DESCRIPTION (provided by applicant): The long-term goal of the proposed research is to design vaccines and small molecule inhibitors to prevent the onset of HIV infection. The viral envelope glycoprotein gp120 facilitates the entry of human immunodeficiency virus (HIV) into host cells by interacting with the CD4 glycoprotein and a chemokine receptor on the host cell surface. The native structure of gp120 and its ability to undergo conformational changes during such events, help the virus to evade the human defense system. Even the antibodies designed to block receptor binding to gp120, induce conformational changes in gp120, hence enabling the virus to enter host cells with impunity. Our rationale for designing effective protective HIV vaccine and small molecule fusion inhibitors is based on a strategy to downsize the viral gp120 glycoprotein to a mini-protein system. Multiple discontinuous functional elements of gp120 antigenic CD4 and chemokine receptor binding sites, will be transferred to a structurally compatible small scaffold. This will reproduce native-like conformation and binding function of the gp120 discontinuous epitopes. Such engineered mini-proteins represent a unique tool to study the interaction of gp120 with antibodies, CD4 and chemokine receptors at the molecular level in the complex process of HIV entry into the host cells. This information thus would be useful in designing and testing therapies against viral entry in host cells. The multi-epitope approach constrains the epitopes to their native conformations, and ensures the induction of immunity against multiple antigenic targets, and would be more likely to produce protective immunity compared to using epitope only (synthetic peptide) approach. In order to accomplish these objectives; we have set the following specific aims for this grant proposal: 1) To make recombinant miniprotein mimetics containing HIV gp120 epitopes expressed within the molecular scaffold provided by dendroaspin. 2) To evaluate the conformational nature of the gpl20 epitopes transferred to the miniprotein system by NMR spectroscopy. 3) To test the ability of the engineered miniproteins to bind to CD4 and chemokine receptors, and their ability to elicit antibodies. This approach of engineered mirtiprotein mimeties may also have utility in probing other complex biological processes and a means to test newer therapies for other diseases as well.
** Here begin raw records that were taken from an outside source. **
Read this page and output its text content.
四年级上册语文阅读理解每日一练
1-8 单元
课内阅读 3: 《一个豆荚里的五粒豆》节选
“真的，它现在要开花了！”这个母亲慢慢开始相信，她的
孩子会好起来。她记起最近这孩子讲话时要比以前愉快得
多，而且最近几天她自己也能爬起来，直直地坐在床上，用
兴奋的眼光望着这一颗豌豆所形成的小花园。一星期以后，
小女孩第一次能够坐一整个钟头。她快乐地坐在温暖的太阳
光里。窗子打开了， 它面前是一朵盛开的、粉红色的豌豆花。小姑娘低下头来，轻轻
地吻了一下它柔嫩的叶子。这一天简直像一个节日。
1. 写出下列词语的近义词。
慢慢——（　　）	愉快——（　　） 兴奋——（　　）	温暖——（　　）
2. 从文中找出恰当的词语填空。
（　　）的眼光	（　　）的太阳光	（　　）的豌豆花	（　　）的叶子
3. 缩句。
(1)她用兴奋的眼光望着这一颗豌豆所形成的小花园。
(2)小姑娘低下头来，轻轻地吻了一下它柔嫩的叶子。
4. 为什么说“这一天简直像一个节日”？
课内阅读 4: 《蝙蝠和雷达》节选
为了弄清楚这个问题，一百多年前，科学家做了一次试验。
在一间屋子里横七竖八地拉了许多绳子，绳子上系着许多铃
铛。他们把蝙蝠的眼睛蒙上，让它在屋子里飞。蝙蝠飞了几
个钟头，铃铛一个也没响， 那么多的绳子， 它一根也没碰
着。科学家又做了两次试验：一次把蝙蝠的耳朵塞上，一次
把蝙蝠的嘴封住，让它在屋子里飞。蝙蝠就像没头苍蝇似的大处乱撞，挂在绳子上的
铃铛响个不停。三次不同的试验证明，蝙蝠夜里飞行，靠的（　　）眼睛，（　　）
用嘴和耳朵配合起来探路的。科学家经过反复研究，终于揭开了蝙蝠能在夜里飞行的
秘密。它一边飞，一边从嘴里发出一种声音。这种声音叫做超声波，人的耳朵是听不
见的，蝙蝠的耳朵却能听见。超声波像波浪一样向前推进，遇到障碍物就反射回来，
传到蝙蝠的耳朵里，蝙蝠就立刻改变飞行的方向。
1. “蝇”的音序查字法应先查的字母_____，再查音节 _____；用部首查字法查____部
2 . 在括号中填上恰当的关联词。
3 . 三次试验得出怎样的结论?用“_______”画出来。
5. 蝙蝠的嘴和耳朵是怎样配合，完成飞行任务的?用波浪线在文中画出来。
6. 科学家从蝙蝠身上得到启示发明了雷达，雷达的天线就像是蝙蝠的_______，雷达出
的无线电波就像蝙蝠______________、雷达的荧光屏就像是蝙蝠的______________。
描述（由申请人提供）：拟议研究的长期目标是设计疫苗和小分子抑制剂来预防艾滋病毒感染的发生。病毒包膜糖蛋白 gp120 通过与宿主细胞表面的 CD4 糖蛋白和趋化因子受体相互作用，促进人类免疫缺陷病毒 (HIV) 进入宿主细胞。 gp120 的天然结构及其在此类事件中发生构象变化的能力，有助于病毒逃避人类防御系统。即使是设计用于阻断受体与 gp120 结合的抗体，也会诱导 gp120 的构象变化，从而使病毒能够不受惩罚地进入宿主细胞。 我们设计有效的保护性 HIV 疫苗和小分子融合抑制剂的基本原理是基于将病毒 gp120 糖蛋白缩小为微型蛋白系统的策略。 gp120抗原CD4和趋化因子受体结合位点的多个不连续功能元件将被转移到结构相容的小支架上。这将重现 gp120 不连续表位的天然样构象和结合​​功能。这种工程化的微型蛋白代表了一种独特的工具，可以在 HIV 进入宿主细胞的复杂过程中在分子水平上研究 gp120 与抗体、CD4 和趋化因子受体的相互作用。因此，该信息可用于设计和测试针对病毒进入宿主细胞的疗法。多表位方法将表位限制为其天然构象，并确保诱导针对多个抗原靶标的免疫，并且与仅使用表位（合成肽）方法相比，更有可能产生保护性免疫。为了实现这些目标；我们为这项拨款提案设定了以下具体目标： 1) 制造含有在树眼镜蛇毒素提供的分子支架内表达的 HIV gp120 表位的重组微型蛋白模拟物。 2)通过NMR波谱法评估转移至小蛋白系统的gpl20表位的构象性质。 3) 测试工程微蛋白与CD4和趋化因子受体结合的能力，以及它们引发抗体的能力。这种工程化 mirti 蛋白模拟物的方法也可能在探索其他复杂的生物过程中有用，并且也可用于测试其他疾病的新疗法。